If upheld, this ruling could have serious implications on the “gig economy.” If these drivers are classified as “employees,” companies like Uber and Lyft would be required to substantially change their business practices and provide their drivers certain benefits employees are entitled to under California law, such as minimum wage, overtime pay, workers’ compensation, unemployment insurance, paid sick leave, and paid family leave.
Companies with a large workforce of independent contractors should be put on notice that this ruling is yet another example of what appears to be California’s increased efforts to enforce A.B. 5 and reclassify the state’s independent contractors as employees. In February, the San Diego City Attorney’s office obtained a similar preliminary injunction against the grocery-delivery platform, Instacart.

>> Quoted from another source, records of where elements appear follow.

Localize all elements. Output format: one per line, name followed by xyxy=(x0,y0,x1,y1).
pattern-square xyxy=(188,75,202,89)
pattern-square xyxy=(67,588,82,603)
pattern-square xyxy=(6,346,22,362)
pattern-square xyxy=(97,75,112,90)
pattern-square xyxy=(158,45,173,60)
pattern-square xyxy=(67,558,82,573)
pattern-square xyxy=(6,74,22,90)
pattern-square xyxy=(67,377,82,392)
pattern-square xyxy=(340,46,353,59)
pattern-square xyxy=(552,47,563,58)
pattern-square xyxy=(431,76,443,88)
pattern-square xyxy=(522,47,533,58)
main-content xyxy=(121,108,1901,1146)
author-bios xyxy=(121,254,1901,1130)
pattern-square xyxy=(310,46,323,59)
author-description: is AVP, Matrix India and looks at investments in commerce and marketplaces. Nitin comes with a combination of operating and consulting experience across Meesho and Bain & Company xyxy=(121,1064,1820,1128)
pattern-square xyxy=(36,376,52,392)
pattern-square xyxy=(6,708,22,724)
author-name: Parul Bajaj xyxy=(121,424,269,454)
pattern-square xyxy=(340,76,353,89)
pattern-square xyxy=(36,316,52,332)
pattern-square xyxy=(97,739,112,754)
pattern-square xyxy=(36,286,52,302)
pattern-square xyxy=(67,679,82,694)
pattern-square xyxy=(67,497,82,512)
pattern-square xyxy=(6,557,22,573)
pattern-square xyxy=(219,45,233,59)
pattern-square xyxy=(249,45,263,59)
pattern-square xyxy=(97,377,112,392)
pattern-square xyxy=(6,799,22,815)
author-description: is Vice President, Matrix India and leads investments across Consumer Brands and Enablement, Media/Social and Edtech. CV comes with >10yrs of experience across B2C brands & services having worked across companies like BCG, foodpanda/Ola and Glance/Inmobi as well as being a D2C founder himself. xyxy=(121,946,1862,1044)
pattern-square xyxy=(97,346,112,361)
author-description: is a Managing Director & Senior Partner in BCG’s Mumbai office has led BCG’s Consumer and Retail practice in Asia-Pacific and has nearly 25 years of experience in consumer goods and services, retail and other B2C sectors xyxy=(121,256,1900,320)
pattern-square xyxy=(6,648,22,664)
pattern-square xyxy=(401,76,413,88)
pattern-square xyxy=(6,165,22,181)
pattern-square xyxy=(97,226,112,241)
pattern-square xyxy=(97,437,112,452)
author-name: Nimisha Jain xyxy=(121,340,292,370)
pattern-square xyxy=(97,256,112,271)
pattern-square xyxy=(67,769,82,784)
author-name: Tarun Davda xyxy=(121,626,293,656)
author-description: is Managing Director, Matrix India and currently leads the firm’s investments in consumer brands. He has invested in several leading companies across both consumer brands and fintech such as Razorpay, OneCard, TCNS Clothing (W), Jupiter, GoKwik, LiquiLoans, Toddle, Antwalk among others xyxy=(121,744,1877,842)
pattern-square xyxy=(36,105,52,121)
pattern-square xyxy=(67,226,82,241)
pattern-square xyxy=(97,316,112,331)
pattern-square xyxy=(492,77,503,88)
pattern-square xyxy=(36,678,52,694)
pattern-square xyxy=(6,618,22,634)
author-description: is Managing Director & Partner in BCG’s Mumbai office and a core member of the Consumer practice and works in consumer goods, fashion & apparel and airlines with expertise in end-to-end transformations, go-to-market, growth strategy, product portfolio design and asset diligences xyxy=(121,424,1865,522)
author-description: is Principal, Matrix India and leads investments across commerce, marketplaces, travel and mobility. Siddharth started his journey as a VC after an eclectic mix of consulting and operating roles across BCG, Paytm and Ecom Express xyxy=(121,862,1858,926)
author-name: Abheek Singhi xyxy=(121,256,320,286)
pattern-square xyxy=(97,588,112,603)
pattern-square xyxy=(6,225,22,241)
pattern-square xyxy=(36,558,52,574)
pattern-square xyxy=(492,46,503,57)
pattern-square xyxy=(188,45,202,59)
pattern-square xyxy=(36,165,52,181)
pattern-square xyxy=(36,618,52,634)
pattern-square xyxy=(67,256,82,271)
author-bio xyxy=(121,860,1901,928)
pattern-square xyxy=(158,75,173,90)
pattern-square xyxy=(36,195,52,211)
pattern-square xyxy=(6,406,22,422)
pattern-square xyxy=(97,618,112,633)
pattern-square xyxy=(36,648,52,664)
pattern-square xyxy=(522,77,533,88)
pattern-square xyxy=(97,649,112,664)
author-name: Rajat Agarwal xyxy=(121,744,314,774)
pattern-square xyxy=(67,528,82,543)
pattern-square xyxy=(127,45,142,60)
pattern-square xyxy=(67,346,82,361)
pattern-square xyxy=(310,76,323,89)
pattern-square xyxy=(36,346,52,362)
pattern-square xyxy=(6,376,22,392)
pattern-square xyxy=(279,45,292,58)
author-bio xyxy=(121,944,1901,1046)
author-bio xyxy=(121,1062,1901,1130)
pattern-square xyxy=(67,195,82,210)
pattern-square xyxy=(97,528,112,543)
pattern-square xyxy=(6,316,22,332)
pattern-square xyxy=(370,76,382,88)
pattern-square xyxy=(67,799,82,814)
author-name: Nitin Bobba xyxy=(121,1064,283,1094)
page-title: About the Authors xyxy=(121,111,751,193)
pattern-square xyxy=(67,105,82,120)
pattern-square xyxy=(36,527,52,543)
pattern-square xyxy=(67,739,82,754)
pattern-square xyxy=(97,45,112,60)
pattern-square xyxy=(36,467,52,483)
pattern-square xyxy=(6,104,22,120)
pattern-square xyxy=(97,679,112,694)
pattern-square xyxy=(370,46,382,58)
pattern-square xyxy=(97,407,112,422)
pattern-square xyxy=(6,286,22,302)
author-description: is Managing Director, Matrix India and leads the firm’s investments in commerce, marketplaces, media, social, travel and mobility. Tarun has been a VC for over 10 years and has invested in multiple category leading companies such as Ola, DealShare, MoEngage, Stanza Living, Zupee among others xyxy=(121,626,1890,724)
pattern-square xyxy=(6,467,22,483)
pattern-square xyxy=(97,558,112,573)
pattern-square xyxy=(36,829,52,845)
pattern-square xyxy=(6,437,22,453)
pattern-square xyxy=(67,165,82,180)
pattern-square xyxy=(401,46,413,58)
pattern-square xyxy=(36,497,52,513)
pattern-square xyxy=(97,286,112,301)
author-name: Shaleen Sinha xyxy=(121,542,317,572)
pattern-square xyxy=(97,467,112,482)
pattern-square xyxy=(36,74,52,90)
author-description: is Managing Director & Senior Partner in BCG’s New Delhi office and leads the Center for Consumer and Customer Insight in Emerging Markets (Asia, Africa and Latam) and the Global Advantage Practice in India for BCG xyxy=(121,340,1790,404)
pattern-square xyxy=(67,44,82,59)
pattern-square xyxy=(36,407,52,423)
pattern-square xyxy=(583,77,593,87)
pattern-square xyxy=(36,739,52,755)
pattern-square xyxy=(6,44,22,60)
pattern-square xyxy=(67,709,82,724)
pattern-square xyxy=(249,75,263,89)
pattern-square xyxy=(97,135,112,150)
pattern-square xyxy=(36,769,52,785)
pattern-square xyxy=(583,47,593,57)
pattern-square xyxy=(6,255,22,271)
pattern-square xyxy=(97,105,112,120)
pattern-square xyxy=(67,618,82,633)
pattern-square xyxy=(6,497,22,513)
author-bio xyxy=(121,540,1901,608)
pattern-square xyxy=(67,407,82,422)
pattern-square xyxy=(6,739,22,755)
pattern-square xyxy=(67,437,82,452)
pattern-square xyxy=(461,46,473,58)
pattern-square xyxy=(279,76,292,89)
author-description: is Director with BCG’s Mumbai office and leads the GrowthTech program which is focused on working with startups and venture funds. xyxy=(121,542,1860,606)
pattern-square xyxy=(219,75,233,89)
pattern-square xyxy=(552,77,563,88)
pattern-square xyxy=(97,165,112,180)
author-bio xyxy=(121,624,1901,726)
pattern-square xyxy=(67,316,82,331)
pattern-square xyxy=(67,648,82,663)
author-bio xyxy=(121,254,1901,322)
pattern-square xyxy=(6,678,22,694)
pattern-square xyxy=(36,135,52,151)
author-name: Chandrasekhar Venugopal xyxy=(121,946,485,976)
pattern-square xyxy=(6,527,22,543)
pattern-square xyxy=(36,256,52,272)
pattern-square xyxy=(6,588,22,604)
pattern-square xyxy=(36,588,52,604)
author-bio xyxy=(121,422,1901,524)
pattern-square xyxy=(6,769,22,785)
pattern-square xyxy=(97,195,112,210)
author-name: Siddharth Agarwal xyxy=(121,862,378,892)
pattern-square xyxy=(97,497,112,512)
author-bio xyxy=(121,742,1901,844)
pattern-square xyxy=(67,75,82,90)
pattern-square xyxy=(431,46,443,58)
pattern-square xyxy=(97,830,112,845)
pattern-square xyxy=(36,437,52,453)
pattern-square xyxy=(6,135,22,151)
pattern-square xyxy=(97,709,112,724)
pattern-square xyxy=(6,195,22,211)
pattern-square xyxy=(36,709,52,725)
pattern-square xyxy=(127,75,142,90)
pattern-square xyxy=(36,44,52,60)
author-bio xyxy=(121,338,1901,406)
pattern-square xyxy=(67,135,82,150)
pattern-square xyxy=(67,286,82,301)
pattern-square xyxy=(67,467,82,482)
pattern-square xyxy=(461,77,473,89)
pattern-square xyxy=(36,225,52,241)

In June, San Francisco’s District Attorney’s office filed a lawsuit against the takeout delivery platform, DoorDash, Inc., alleging the company is misclassifying its delivery drivers as independent contractors in violation of A.B. 5, and similarly seeks a preliminary injunction to stop the alleged misclassification. And just last week, the California Labor Commissioner’s Office filed a pair of lawsuits in Alameda County Superior Court, which allege Uber and Lyft committed systemic wage theft by misclassifying drivers as independent contractors.
If you have questions or would like more information, please contact Josue Aparicio at [email protected].
 Dynamex Operations West, Inc. v. Superior Court (2018) 4 Cal.5th 903.
 Lab. Code § 2750.3(a)(1)
 Proposition 22, the Protect App-Based Drivers and Services Act, would provide that app-based rideshare and delivery drivers are independent contractors and not employees or agents with respect to their relationship with a network company if certain conditions are met. (Qualified Statewide Ballot Measures, Cal. Secretary of State, https://www.sos.ca.gov/elections/ballot-measures/qualified-ballot-measures/).
 Olson v. California (C.D. Cal. Feb. 10, 2020) No. CV 19-10956-DMG, appeal filed, No. 20-55267 (March 11, 2020)
 The People of the State of California v. Mablebear, Inc., San Diego Superior Court, Case No. 37-2019-00048731
 The People of the State of California v. DoorDash, Inc., San Francisco Superior Court, Case No. CGC-20-584789 (filed June 16, 2020).